Barrett was similarly evasive when Democrats questioned her on Griswold v. Connecticut, a landmark 1965 case in which the court struck down a state law banning the use of contraceptives.
“I think that Griswold is very, very, very, very, very, very unlikely to go anywhere,” Barrett told Sen. Chris Coons (D-Del.). In order for the court to even have the opportunity to revisit the case, she continued, Congress or a state legislature “would have to pass a law prohibiting the use of birth control – which seems shockingly unlikely.”
Barrett, however, refused to say whether she thinks Griswold was correctly decided. She explained that the case is an important precedent in the doctrinal area known as “substantive due process,” which refers to a category of constitutional rights that includes the right to obtain an abortion. Because she may need to decide other cases involving substantive due process, Barrett said, she would not opine on Griswold.

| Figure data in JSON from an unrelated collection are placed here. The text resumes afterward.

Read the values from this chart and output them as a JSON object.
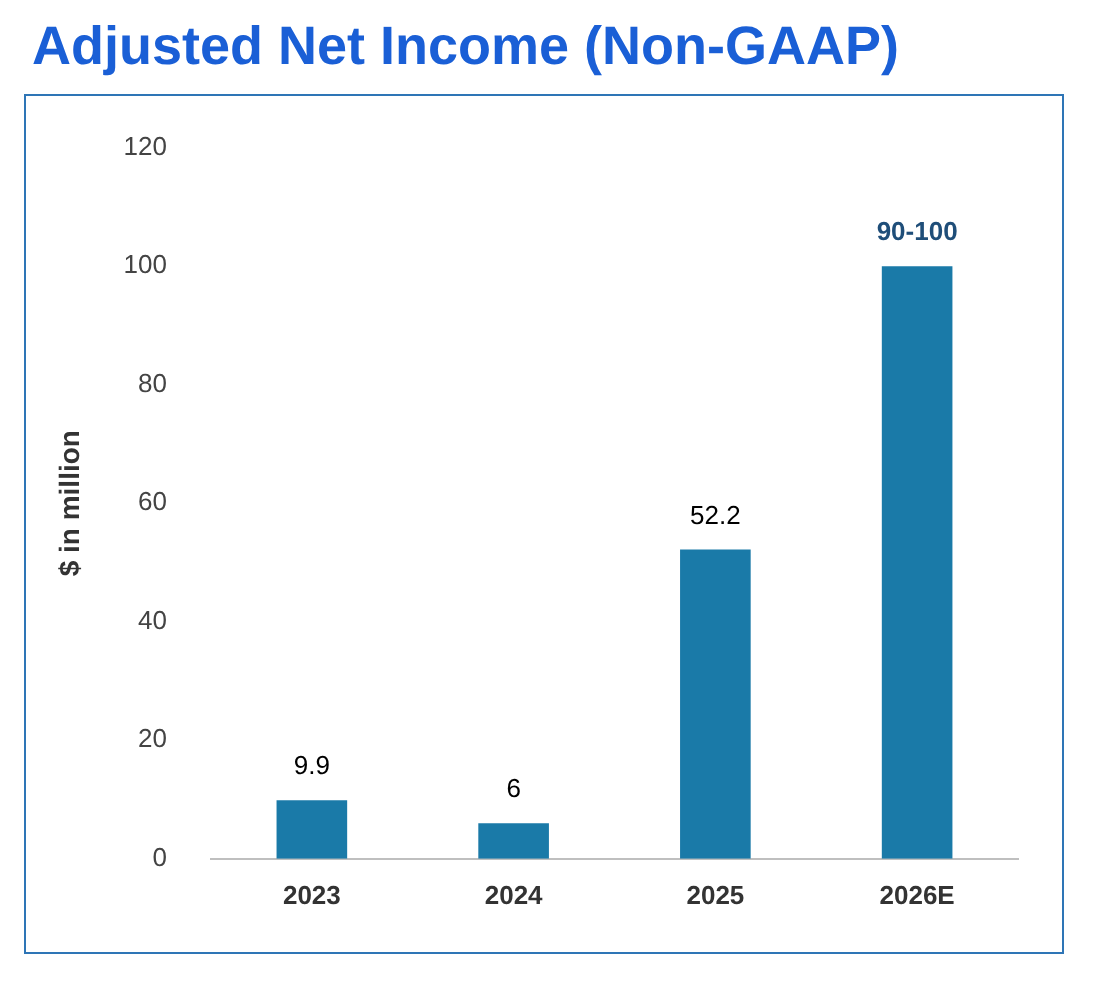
{
  "chart_data": {
    "type": "bar",
    "title": "Adjusted Net Income (Non-GAAP)",
    "ylabel": "$ in million",
    "categories": [
      "2023",
      "2024",
      "2025",
      "2026E"
    ],
    "values": [
      9.9,
      6,
      52.2,
      100
    ],
    "value_labels": [
      "9.9",
      "6",
      "52.2",
      "90-100"
    ],
    "color": "#1a7aa8",
    "ylim": [
      0,
      120
    ],
    "yticks": [
      0,
      20,
      40,
      60,
      80,
      100,
      120
    ],
    "grid": false,
    "legend": false
  }
}
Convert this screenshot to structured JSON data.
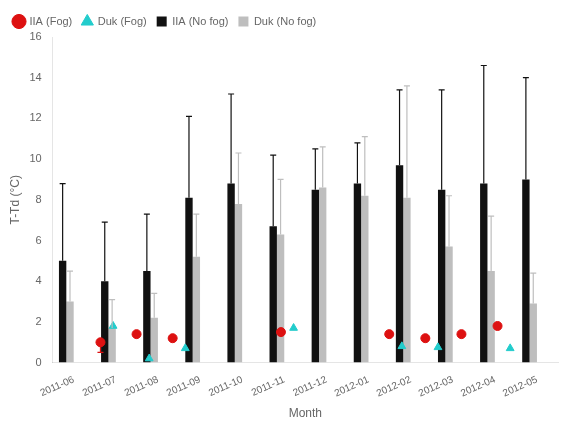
{
  "chart_data": {
    "type": "bar",
    "categories": [
      "2011-06",
      "2011-07",
      "2011-08",
      "2011-09",
      "2011-10",
      "2011-11",
      "2011-12",
      "2012-01",
      "2012-02",
      "2012-03",
      "2012-04",
      "2012-05"
    ],
    "xlabel": "Month",
    "ylabel": "T-Td (°C)",
    "ylim": [
      0,
      16
    ],
    "yticks": [
      0,
      2,
      4,
      6,
      8,
      10,
      12,
      14,
      16
    ],
    "grid": false,
    "legend": "upper left",
    "series": [
      {
        "name": "IIA (No fog)",
        "type": "bar",
        "color": "#111111",
        "values": [
          5.0,
          4.0,
          4.5,
          8.1,
          8.8,
          6.7,
          8.5,
          8.8,
          9.7,
          8.5,
          8.8,
          9.0
        ],
        "error_high": [
          3.8,
          2.9,
          2.8,
          4.0,
          4.4,
          3.5,
          2.0,
          2.0,
          3.7,
          4.9,
          5.8,
          5.0
        ]
      },
      {
        "name": "Duk (No fog)",
        "type": "bar",
        "color": "#bebebe",
        "values": [
          3.0,
          1.7,
          2.2,
          5.2,
          7.8,
          6.3,
          8.6,
          8.2,
          8.1,
          5.7,
          4.5,
          2.9
        ],
        "error_high": [
          1.5,
          1.4,
          1.2,
          2.1,
          2.5,
          2.7,
          2.0,
          2.9,
          5.5,
          2.5,
          2.7,
          1.5
        ]
      },
      {
        "name": "IIA (Fog)",
        "type": "scatter",
        "marker": "circle",
        "color": "#dd1111",
        "values": [
          1.0,
          1.4,
          1.2,
          null,
          null,
          1.5,
          null,
          null,
          1.4,
          1.2,
          1.4,
          1.8
        ],
        "error_low": [
          0.5,
          0,
          0,
          0,
          0,
          0,
          0,
          0,
          0,
          0,
          0,
          0
        ]
      },
      {
        "name": "Duk (Fog)",
        "type": "scatter",
        "marker": "triangle",
        "color": "#22cccc",
        "values": [
          1.8,
          0.2,
          0.7,
          null,
          null,
          1.7,
          null,
          null,
          0.8,
          0.75,
          null,
          0.7
        ]
      }
    ]
  }
}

Barrett did offer a modicum of specificity on a few cases involving race. She said that Loving v. Virginia, which struck down bans on interracial marriage, was correctly decided. That case, she said, “follows directly” from Brown v. Board of Education, which Barrett has previously described as a “super precedent” – a case so well established that it’s unthinkable that it could be overruled. Barrett, however, offered no such view on Obergefell v. Hodges, which struck down bans on same-sex marriage.
Asked by Sen. Kamala Harris (D-Calif.) about the validity of section 2 of the Voting Rights Act, which prohibits discriminatory voting procedures, Barrett initially declined to answer, saying “these are very charged issues” that could be the subject of future cases. But after further questioning, Barrett later allowed that she is “not aware of any constitutional law existing that would create a question” about the constitutionality of section 2.
The Judiciary Committee is scheduled to reconvene on Thursday morning, but Barrett will not be in attendance. Instead, the committee will hear from witnesses about her nomination, and the senators will make statements.